Whoever takes office on the 17th of October has these responses
to formulate. I notice that it's Number 5 in the PNP's agenda,
in how they divided their manifesto. Our challenge, and Jamaica
has a unique opportunity here, is how do we look beyond island
Jamaica into a much wider Jamaica, integrating, and it is
in many ways integrated in our local economy, but it has not
been done in an orderly or structured way. How do we integrate
a wealthy Jamaica which exist outside into what exist here,
to lift us up so when that day comes.
Chairman:
How do we do that?
Mr.
Chen: We have the cultural side, we have the language
tie, we have the family tie, it means all the things we have
said earlier, lowering crime, eliminating bureaucracy, building
up the infrastructure, whether it be telecoms, roads, whatever,
making Jamaica an attractive place that people can inter-travel
between overseas Jamaica and local Jamaica, invest between
overseas Jamaica and local Jamaica.
Chairman:
Let me bring in Douglas. Douglas what are you going to do
to get growth?
Mr.
Orane: Jobs, I would build on what Wayne has said. The
Jamaican economy is vastly larger than what we think it is,
and the reason is that there are two million Jamaicans living
abroad who earn approximately ten times per capita more than
the two and a half million here. Therefore, if you are to
use traditional measures we would have to say that this economy
would have collapsed long ago. What instead is happening is
that we are really owning a microcosm of the total economy.

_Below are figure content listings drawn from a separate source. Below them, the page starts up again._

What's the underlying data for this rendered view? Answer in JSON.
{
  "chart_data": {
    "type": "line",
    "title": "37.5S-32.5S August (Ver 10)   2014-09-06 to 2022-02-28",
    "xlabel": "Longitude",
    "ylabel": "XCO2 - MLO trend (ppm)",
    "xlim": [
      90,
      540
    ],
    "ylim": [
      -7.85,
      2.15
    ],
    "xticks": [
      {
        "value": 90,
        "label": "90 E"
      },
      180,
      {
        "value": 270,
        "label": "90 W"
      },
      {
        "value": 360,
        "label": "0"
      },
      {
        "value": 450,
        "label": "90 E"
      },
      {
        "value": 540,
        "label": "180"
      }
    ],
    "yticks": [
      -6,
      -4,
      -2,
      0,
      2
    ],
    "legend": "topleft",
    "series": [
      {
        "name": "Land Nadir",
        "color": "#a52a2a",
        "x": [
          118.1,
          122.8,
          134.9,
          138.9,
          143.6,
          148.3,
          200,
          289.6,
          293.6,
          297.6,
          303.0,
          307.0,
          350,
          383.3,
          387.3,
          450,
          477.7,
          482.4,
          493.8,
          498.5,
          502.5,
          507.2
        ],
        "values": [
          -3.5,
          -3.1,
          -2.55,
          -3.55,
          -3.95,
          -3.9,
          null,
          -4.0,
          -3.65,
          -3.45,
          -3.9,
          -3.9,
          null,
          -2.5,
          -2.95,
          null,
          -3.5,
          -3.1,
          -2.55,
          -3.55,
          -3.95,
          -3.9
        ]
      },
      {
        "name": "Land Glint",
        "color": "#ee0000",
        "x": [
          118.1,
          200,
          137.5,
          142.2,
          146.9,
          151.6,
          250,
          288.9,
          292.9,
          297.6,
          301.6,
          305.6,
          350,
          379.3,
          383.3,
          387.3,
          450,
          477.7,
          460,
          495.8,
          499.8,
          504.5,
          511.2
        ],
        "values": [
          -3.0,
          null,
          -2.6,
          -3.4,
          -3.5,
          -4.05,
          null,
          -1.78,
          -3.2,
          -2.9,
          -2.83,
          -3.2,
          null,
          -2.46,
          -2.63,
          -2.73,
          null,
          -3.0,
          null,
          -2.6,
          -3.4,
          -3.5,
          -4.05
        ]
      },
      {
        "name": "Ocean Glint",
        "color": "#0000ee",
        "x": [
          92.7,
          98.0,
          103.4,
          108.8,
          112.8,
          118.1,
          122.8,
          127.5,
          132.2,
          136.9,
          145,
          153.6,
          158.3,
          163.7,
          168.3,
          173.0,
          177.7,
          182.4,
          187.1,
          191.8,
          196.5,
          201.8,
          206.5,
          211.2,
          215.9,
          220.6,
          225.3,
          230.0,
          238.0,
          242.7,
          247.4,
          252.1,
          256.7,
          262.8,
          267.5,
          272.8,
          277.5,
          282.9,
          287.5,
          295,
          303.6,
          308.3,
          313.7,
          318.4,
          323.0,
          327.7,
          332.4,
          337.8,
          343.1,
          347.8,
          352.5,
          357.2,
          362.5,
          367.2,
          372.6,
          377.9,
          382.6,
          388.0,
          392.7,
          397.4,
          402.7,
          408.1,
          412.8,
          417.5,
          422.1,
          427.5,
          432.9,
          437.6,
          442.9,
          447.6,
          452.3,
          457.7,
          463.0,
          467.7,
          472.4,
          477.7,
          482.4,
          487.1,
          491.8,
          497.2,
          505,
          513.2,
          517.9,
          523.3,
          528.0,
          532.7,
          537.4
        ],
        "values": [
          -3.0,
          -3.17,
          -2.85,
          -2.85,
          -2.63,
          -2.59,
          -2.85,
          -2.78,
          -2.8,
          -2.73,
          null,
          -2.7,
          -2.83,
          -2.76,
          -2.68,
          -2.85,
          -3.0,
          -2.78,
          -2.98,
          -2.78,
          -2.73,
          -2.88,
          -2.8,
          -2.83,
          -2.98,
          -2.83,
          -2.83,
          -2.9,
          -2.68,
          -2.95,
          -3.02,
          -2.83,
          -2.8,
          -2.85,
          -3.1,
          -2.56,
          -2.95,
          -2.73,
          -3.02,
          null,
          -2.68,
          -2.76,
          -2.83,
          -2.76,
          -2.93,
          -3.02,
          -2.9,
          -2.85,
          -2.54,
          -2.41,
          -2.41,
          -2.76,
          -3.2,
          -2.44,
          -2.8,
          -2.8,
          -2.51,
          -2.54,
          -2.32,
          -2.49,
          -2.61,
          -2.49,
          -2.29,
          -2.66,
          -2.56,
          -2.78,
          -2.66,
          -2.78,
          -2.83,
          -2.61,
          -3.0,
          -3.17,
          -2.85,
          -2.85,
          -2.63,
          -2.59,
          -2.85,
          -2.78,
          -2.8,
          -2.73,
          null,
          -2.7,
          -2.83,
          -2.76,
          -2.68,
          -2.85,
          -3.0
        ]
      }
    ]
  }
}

What we need to do is to formalise those links in every way
we possibly can and in time that should address our trade
policy, it should address our policy negotiating with the
FTAA, WTO and CARICOM, to make sure that all the things we
need to integrate the Jamaican nation together - we have four
and a half million people worldwide who act as one economic
unit - who are not severed by the barriers that I see emerging,
that will prevent us from doing that after 2005.
We
should be able to sell all the goods and services that our
Jamaican company sells in Jamaica; we should be able to sell
them; whatever they are, in the United States, Canada and
the UK and that applies to financial services as well, because
I see a world coming where we are going to have an invasion
of incoming investors who we don't even know are competing
with us, but we won't be able to compete with them on their
own turf.
Chairman:
Mario, what do we do to get jobs?
Mr.
Vulinovitch: I come from a country not too dissimilar
to Jamaica.
Chairman:
Where do you come from?
Mr.
Vulinovich: I come from a nation called New Zealand, and
being small it is a bit of a roller coaster ride. But the
Government put in place a couple of things which we talked
about like reducing bureaucracy. But I think for a small country
one of the benefits we can get is from IT capability and implementation...
You can pick out new technology and make everybody IT capable,
in terms of coming from a cash society to more of a card society.
I also think you have got the biggest market, America very
close. We need to find some sort of niche and decide what
is it that we want to do and how we do that.
Chairman:
Aubyn
Mr.
Hill: Send all our ministers to Hong Kong to see how free
trade works
Mr.
Issa: And that's on the record?
Mr.
Hill: I did say Hong Kong, for the record.